Wildfire Danger Extremely High
While the heat can make for some sweaty days and uncomfortable nights, one of the more dangerous aspects will be the risk for wildfires.
It's already been bone dry out there -- Seattle has only had three days with measurable rain since July 18th, and it's accumulated to a whopping 0.26 inches. Put another way, it's been dry 42 of the past 45 days.
Meanwhile, the sinking process from the east winds also dries out the air, which when combined with the lack of rain over the past six weeks and intense heat, is making fire conditions critical in the mountains -- and even in the urban areas. So while it makes the heat a desert heat with no mugginess to worry about, and this pattern is so dry that lightning is not any concern, any kind of man-made spark could create a raging fire in very little time.
Thus, the National Weather Service has issued a Red Flag Warning -- the higest fire danger warning in their arsenal -- for much of the Cascades and Olympic Mountains, including Mount Baker-Snoqualmie National Forest, North Cascades National Park, Mount Rainier National Park, Olympic National Park and Olympic National Forest.

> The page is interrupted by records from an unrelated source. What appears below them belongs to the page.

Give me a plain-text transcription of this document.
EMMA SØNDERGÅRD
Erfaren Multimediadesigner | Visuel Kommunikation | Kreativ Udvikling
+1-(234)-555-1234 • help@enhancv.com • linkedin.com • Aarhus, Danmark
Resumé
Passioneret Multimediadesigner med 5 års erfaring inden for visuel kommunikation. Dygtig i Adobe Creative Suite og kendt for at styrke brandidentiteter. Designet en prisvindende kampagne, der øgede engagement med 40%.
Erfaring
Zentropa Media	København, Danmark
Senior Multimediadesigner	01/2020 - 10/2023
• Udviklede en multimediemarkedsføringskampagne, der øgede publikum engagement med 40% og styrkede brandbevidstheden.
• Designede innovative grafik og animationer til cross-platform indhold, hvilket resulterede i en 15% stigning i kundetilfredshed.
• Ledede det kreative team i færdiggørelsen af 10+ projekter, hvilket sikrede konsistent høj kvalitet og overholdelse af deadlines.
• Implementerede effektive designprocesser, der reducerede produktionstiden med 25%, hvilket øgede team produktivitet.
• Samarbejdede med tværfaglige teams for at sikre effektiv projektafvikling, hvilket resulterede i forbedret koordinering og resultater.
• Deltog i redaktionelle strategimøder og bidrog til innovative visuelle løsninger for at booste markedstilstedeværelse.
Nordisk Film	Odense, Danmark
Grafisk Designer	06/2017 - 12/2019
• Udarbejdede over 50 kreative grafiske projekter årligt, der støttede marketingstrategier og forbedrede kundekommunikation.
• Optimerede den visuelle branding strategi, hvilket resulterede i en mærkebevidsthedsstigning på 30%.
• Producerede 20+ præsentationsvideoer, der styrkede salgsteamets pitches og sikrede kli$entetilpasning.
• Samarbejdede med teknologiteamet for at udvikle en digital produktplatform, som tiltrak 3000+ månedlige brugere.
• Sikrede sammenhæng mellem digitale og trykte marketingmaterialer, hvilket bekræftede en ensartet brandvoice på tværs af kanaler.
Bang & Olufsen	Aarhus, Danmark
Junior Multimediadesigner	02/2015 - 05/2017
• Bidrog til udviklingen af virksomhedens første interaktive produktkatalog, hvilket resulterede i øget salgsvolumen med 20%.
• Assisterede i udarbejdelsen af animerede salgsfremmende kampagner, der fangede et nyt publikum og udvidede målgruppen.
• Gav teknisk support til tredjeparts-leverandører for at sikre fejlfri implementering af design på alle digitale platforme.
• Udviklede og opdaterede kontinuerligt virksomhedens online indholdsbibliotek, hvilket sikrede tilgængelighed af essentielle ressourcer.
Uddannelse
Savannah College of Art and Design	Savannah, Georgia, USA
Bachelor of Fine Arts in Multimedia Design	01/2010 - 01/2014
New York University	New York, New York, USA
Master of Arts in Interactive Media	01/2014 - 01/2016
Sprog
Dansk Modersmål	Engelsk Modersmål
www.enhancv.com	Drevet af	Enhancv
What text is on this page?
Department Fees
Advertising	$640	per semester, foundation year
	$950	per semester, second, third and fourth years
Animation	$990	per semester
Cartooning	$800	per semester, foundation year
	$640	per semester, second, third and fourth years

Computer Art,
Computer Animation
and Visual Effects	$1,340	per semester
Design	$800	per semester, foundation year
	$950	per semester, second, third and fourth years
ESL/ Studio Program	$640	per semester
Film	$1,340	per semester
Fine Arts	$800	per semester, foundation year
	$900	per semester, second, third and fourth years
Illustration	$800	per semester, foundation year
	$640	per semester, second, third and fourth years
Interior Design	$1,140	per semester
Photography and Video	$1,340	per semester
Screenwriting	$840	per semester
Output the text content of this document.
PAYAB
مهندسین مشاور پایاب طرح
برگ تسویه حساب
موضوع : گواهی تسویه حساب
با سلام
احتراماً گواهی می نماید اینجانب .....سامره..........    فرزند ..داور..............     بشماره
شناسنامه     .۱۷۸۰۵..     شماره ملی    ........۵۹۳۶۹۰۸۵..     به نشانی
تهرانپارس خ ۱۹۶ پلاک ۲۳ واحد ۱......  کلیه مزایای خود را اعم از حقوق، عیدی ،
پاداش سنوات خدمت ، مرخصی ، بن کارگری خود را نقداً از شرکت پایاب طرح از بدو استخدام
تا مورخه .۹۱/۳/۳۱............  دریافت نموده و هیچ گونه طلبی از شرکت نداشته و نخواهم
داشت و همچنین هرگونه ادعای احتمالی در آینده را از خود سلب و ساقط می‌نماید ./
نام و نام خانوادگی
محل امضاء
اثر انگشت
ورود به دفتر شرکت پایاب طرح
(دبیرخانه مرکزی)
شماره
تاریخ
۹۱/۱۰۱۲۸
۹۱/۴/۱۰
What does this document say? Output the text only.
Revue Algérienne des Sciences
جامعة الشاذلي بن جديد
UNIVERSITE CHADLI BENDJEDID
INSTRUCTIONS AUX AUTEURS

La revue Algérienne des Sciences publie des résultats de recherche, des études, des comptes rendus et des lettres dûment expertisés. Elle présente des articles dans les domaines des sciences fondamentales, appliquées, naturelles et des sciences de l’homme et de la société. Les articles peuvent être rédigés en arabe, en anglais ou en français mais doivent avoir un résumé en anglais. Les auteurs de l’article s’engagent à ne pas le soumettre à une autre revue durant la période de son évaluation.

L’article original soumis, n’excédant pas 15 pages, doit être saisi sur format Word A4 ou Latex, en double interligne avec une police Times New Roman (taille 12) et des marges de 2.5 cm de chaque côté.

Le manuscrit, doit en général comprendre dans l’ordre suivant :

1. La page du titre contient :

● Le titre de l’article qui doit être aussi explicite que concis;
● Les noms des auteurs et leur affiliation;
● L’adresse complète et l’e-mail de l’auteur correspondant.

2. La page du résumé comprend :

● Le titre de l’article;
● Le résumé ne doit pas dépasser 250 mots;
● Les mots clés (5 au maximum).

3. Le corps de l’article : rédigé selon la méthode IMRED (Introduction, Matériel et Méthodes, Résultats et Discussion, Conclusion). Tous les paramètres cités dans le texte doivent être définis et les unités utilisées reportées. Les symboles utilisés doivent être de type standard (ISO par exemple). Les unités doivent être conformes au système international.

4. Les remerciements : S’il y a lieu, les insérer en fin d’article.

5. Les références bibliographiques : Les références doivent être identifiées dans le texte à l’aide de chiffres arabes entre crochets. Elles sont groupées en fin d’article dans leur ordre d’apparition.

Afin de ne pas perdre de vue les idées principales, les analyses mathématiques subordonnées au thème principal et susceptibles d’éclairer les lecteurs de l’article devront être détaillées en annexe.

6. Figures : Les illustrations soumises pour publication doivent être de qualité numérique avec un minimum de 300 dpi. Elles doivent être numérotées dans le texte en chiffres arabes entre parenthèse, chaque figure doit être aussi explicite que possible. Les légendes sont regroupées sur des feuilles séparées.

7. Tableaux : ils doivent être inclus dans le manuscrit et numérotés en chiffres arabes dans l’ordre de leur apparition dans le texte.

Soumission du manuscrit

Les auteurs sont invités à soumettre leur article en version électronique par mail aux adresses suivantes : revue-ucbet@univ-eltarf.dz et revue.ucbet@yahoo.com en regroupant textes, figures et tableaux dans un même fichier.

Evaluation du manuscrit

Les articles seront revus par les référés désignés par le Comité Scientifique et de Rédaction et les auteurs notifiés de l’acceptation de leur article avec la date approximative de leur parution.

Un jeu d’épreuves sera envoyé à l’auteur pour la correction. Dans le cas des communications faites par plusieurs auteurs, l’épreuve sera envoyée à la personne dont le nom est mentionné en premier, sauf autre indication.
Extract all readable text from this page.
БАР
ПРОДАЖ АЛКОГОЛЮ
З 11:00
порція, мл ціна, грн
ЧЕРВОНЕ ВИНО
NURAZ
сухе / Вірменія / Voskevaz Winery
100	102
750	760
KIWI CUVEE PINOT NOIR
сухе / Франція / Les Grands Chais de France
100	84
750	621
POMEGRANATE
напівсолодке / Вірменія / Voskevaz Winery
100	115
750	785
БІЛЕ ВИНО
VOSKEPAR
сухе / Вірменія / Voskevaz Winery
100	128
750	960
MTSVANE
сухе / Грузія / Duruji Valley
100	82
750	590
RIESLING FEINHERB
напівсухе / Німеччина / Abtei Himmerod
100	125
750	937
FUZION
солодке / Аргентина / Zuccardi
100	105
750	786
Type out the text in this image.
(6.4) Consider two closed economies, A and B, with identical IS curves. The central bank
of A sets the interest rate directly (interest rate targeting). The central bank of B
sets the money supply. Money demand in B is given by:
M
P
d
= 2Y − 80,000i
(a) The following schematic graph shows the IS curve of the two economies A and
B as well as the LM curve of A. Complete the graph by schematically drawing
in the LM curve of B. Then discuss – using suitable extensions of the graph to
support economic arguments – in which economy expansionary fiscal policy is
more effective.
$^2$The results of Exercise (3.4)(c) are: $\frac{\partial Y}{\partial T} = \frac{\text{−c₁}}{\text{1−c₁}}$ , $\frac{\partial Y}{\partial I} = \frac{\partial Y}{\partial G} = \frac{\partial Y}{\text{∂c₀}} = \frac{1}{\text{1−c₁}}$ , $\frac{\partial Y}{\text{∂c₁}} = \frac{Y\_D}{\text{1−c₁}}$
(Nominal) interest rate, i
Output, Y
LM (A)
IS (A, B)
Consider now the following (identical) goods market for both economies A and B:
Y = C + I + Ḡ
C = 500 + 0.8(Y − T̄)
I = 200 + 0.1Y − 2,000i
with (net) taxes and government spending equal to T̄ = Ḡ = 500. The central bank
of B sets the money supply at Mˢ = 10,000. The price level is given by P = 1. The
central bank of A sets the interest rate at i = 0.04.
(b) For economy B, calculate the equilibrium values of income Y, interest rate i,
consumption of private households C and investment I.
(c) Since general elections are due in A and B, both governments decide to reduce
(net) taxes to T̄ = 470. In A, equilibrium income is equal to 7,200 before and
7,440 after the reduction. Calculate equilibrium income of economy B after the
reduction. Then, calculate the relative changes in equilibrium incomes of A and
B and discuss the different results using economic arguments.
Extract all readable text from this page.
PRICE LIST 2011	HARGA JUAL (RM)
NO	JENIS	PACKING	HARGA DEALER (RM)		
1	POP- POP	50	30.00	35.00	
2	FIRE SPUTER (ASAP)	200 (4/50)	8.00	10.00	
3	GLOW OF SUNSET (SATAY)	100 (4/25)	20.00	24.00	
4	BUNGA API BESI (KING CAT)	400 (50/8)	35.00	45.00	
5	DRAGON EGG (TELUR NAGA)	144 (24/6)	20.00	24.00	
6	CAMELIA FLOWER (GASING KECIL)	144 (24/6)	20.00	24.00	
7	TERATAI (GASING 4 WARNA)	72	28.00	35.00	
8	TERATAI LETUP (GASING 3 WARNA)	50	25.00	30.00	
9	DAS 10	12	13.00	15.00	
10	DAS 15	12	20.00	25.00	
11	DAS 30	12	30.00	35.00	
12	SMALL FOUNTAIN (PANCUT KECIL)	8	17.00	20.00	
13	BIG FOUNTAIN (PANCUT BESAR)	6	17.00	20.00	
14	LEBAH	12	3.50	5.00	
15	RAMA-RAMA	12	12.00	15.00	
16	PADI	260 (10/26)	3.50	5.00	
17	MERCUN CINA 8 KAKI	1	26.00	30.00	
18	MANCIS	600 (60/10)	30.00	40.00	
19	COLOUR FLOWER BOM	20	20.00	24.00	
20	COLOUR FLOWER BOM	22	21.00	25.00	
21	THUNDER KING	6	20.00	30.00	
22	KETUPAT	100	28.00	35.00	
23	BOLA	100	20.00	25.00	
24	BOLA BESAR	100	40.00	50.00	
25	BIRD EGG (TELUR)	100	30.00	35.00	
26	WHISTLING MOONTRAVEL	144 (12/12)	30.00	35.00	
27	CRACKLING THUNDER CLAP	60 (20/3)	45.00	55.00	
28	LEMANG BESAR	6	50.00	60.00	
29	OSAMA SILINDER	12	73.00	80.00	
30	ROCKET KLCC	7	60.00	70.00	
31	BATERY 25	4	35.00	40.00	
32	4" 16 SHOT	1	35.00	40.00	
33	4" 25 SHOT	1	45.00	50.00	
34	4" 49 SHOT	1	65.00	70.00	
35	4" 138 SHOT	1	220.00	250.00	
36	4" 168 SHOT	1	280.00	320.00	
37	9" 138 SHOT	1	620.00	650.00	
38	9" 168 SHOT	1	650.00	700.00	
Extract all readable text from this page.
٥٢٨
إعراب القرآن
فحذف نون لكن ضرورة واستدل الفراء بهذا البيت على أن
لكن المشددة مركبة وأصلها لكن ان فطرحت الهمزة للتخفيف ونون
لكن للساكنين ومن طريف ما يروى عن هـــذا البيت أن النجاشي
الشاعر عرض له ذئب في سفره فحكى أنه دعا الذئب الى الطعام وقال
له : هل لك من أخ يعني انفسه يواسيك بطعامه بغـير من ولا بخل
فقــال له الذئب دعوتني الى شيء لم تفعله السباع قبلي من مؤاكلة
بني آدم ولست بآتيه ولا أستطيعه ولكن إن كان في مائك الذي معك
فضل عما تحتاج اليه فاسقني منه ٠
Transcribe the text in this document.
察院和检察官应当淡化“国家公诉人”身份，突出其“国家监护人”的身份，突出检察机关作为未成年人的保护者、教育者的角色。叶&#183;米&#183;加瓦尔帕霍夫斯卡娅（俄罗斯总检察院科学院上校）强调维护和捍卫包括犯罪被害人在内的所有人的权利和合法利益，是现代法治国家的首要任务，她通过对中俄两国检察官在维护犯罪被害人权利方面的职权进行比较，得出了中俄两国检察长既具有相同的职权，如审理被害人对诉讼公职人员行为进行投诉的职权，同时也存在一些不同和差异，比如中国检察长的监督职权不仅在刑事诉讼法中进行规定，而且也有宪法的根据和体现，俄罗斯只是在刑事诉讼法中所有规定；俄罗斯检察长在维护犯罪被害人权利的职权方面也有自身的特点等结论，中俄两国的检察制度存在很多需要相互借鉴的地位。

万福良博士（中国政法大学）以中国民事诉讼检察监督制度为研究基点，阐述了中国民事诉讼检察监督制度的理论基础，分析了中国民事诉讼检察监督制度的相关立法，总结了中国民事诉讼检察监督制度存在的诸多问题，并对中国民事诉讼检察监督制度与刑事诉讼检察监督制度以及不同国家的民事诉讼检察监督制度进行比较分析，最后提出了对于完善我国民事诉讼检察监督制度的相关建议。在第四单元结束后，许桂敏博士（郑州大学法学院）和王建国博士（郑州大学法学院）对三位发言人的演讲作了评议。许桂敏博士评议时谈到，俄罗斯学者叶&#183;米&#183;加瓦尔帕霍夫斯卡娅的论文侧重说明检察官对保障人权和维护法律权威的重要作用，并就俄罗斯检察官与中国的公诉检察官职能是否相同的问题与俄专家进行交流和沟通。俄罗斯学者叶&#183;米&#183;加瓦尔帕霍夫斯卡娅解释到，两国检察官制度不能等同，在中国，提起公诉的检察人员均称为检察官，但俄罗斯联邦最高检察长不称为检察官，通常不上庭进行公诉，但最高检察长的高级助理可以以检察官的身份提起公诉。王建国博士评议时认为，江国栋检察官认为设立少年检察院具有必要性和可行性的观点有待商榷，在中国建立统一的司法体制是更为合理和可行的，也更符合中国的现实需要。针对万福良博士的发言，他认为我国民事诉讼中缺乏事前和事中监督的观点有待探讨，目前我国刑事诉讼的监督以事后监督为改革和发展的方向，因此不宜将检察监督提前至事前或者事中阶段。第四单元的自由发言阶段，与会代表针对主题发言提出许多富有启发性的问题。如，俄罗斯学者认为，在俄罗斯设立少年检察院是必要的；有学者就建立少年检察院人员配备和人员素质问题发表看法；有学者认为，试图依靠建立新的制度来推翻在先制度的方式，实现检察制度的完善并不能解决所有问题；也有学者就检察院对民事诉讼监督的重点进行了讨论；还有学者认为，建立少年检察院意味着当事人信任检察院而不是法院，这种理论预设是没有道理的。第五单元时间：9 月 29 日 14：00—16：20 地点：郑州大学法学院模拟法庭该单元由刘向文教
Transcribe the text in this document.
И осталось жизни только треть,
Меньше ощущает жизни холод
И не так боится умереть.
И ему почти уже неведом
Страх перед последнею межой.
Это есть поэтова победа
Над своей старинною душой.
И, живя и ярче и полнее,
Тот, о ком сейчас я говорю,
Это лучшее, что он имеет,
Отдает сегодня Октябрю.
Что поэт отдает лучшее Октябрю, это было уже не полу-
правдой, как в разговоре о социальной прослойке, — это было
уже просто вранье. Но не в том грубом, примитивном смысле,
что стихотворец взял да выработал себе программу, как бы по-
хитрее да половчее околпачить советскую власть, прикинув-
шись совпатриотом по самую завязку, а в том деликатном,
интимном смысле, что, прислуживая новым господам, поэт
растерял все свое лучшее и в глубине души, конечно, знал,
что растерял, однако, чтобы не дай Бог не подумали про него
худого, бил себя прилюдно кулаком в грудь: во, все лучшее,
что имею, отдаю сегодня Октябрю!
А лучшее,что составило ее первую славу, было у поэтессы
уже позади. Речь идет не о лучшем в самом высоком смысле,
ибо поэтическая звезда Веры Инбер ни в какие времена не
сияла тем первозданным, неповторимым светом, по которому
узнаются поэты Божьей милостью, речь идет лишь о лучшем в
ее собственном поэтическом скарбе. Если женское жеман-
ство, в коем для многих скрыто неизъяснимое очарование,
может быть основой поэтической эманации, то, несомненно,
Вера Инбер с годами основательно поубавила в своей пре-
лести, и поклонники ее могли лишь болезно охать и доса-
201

The watch as of now is in effect from Wednesday morning through Thursday afternoon but I'll bet it eventually gets extended through the weekend.
Forecasters warn of humidity levels that will be in the 15-25 percent range in the Cascades with record high temperatures in the 70s and 80s at high elevations.
The Weather Service warns that "weather conditions will support large fire growth and erratic fire behavior on fires above... roughly 2,000 feet elevation."
When does this end?
Long range models as of Tuesday ease off the heat just a little as we get into next Monday, then finally push in our cooler marine air for next Tuesday and beyond. However, the trend of the models has been to keep delaying the onset of the cooler air, so we'll see how long this goes.
Records we are aiming for:
Daily record highs for Seattle:
* Sept. 8: 85 (1993). Forecast: 87
* Sept. 9: 89 (1963). Forecast: 88
* Sept. 10: 85 (1946). Forecast: 89
* Sept. 11: 83 (1975). Forecast: 85
* Sept. 12: 85 (1975). Forecast: 82
Consecutive warm days in Seattle in September:
* Number of consecutive days at 80 or warmer: 8. Forecast: 10
* Number of consecutive days at 85 or warmer: 2. Forecast: 5
* Number of consecutive days at 90 or warmer: 2. Forecast: 0 (for now)
* Number of days to reach 90 or warmer in Seattle since 1948: 10
Hottest September days in Seattle (Sea-Tac) history:
1) 98 Sept. 2, 1988
2) 94 Sept. 7, 1981
3) 93(t) Sept. 15, 1967 & Sept. 14, 1979
5) 92(t) Sept. 3, 1988 & Sept. 22, 1990
7) 91(t) Sept. 16, 1967, Sept. 2, 1974, Sept. 22, 1989.